Fazio’s lab studies how personal beliefs and attitudes influence behavior. When COVID-19’s emergence in the United States led to lockdowns and stay-at-home orders, his team agreed to devote their efforts to trying to understand social distancing behavior.

“The entire lab group came to view the pandemic as a call to action for behavioral scientists because this was ultimately a test of human behavior,” Fazio said. “Rarely does a whole society get called upon to change behavior.”

The researchers recruited participants from Amazon’s Mechanical Turk crowdsourcing marketplace. The sample in this study consisted of 1,885 U.S. citizens representing a range of ages, geographical locations and political ideologies.

In separate surveys conducted in May and June, participants were asked whether they had pre-existing health conditions or jobs that required them to leave home, and the extent to which they were socially distancing—either at the time of the survey or looking back in time if they were responding after economies had begun to open.

The virtual behavior scenarios, initially created for a study of interactions with strangers, were expanded for this new research. Fazio’s team told participants the scenarios would be used to assess “people’s behavior in common everyday situations, and how this behavior may have changed in light of the current COVID-19/coronavirus pandemic.” Researchers instructed participants to view scenes of social situations and indicate how they personally, as individuals, would navigate them.

Ten scenarios were presented. Four situations assessed walking routes participants would take along a street or park path or in a library with people around, and which seat they would choose in a coffee shop.
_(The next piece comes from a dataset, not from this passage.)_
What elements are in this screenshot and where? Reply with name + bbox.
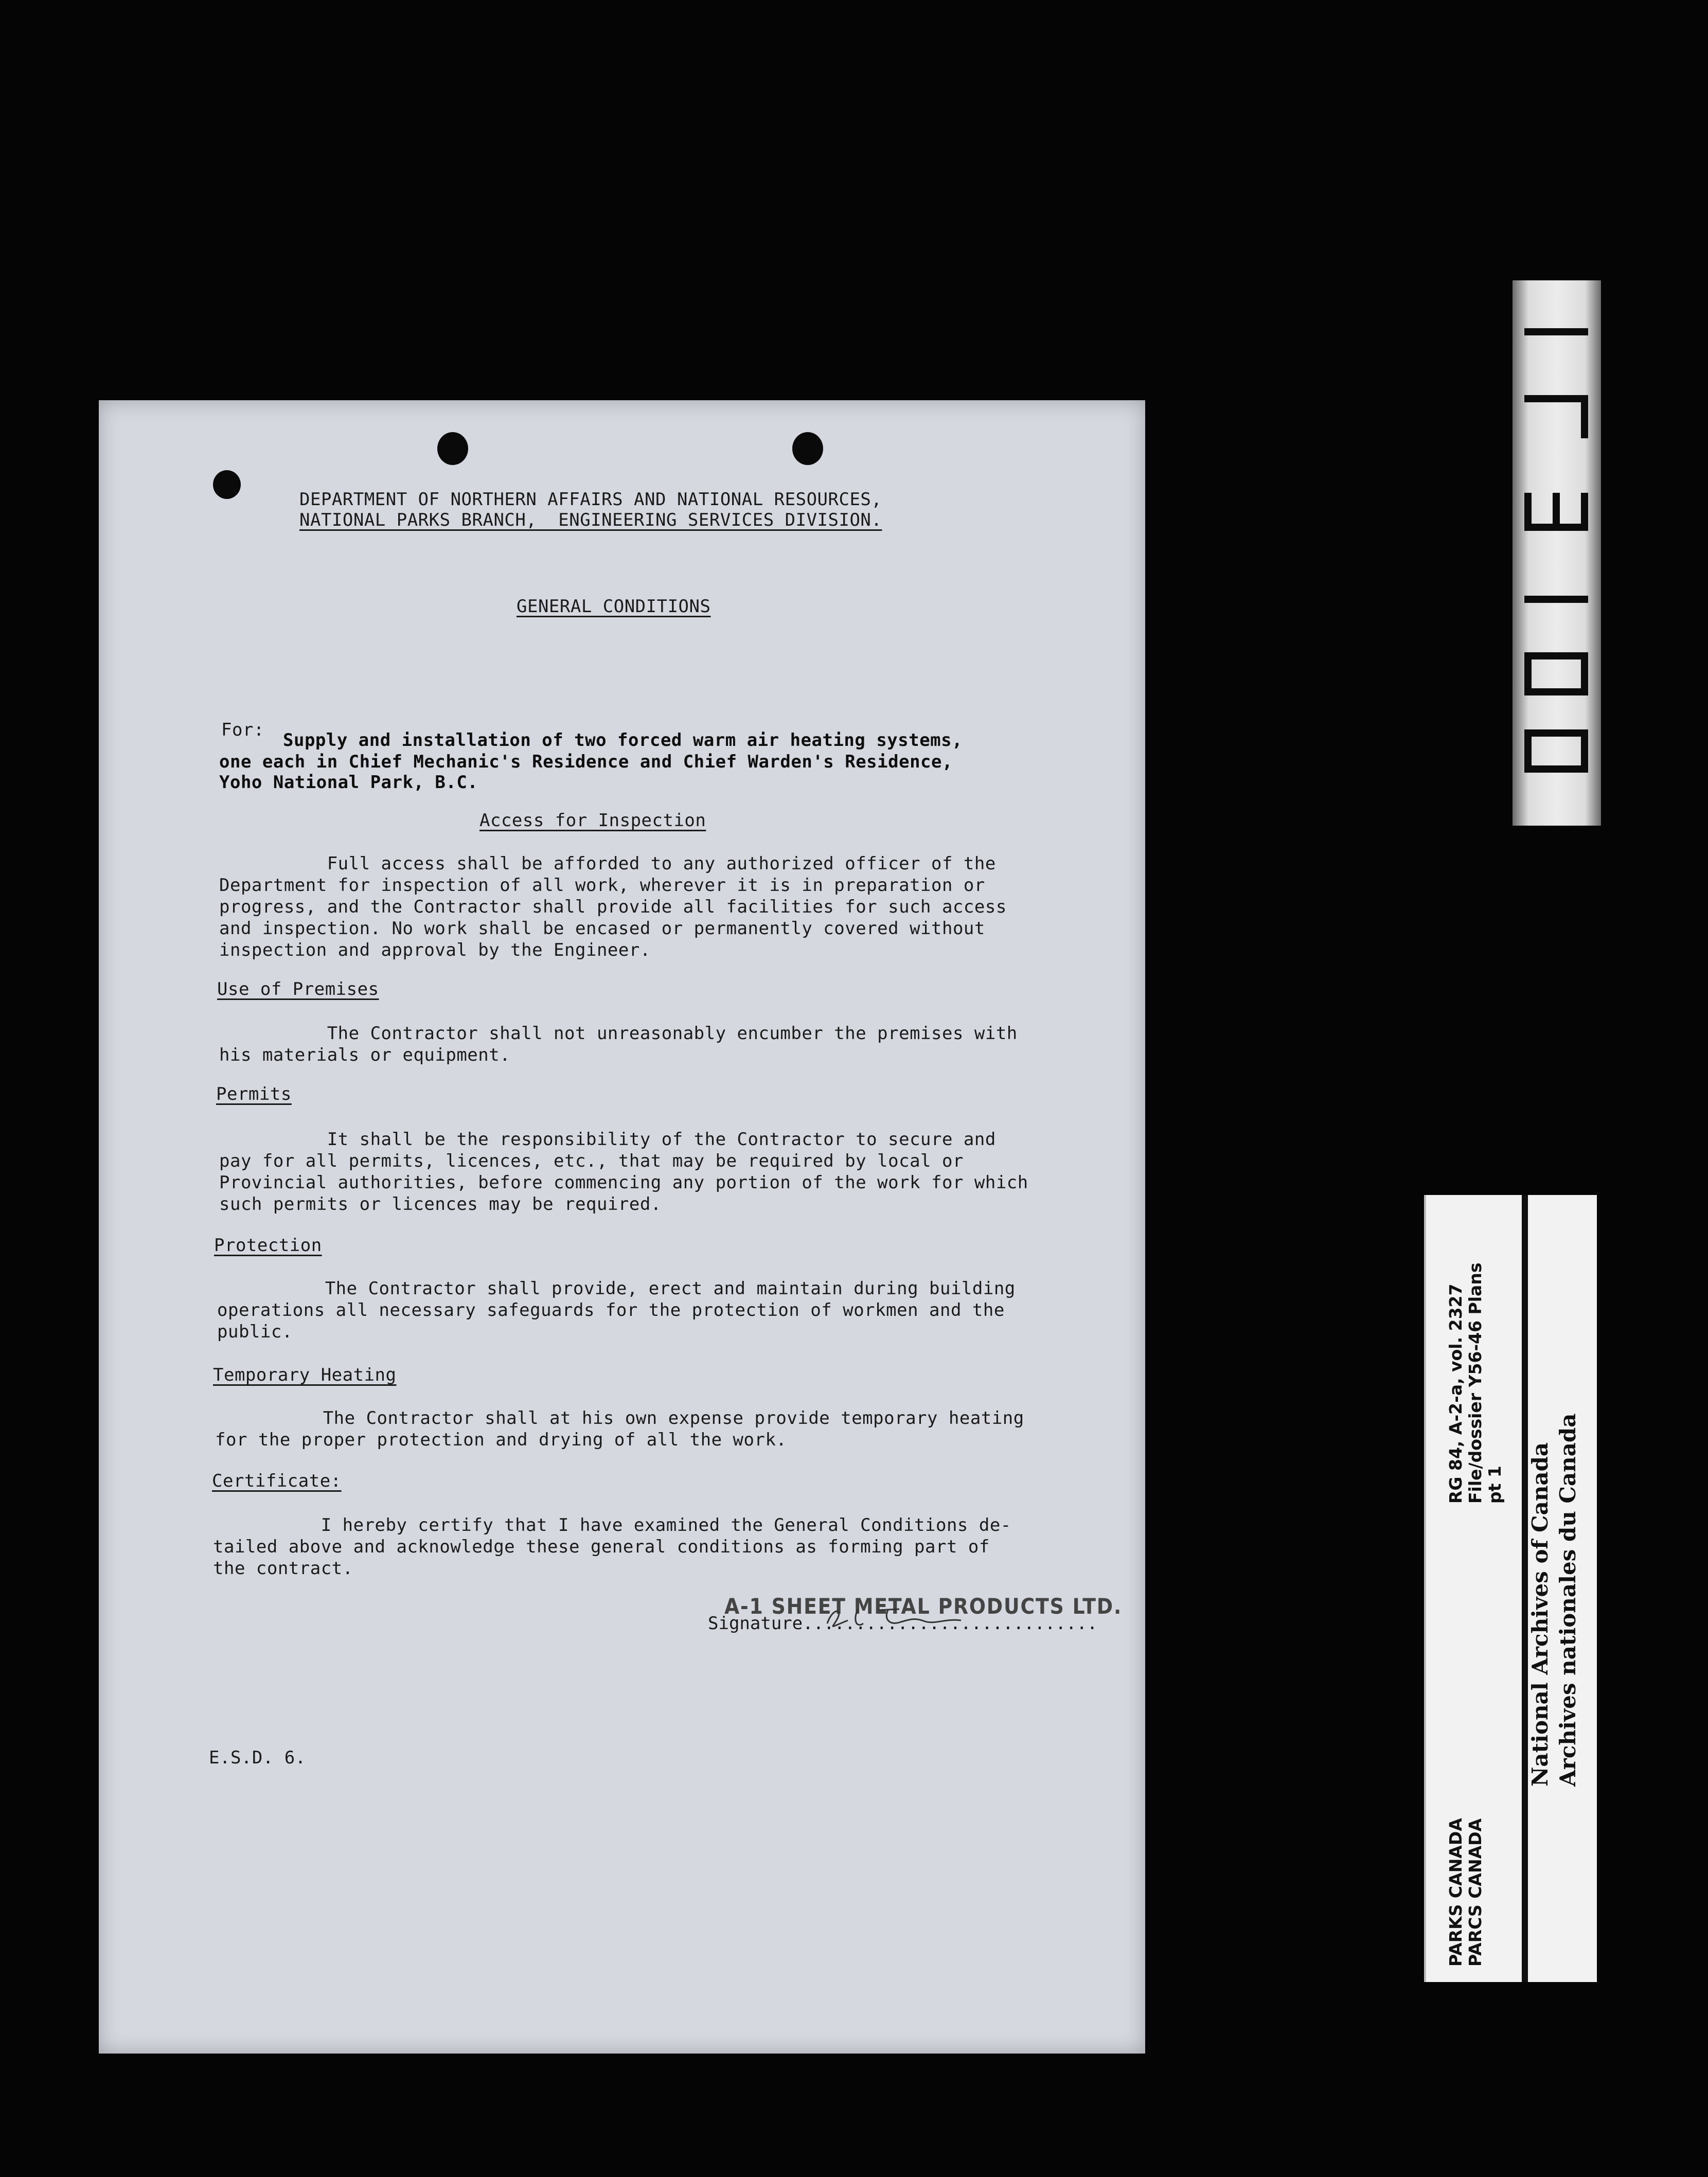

In six interactive scenarios, participants moved a slider to indicate how much distance they would want between themselves and friends, grocery shoppers, a passing stranger or several people standing in line; drew the path they would take crossing a crowded plaza; and placed their towel on a busy beach. Responses were compiled into a composite score for each participant, with a higher score indicating more adherence to social distancing recommendations.

Four months later, the researchers asked the participants if they had been tested for COVID-19 since they had completed the surveys and, if so, whether they tested positive or negative. Those who had not been tested were asked if they believed they had ever had COVID-19.

At the time of the follow-up, 199 participants reported either a positive test result since the initial surveys (85 people) or that they believed they had contracted COVID-19. The researchers measured relationships between the survey variables—pre-existing health condition, working outside the home, self-reported social distancing practices and virtual scenario scores—and the likelihood of contracting the virus, either based on actual positive tests or people’s beliefs that they had caught the virus.

Statistical analyses consistently yielded the same results: The more participants exhibited social distancing behavior, the less likely they were to have contracted COVID-19. The strongest evidence that social distancing was protective to individuals was found in the relationship between a low virtual behavior score and higher odds of testing positive for COVID-19.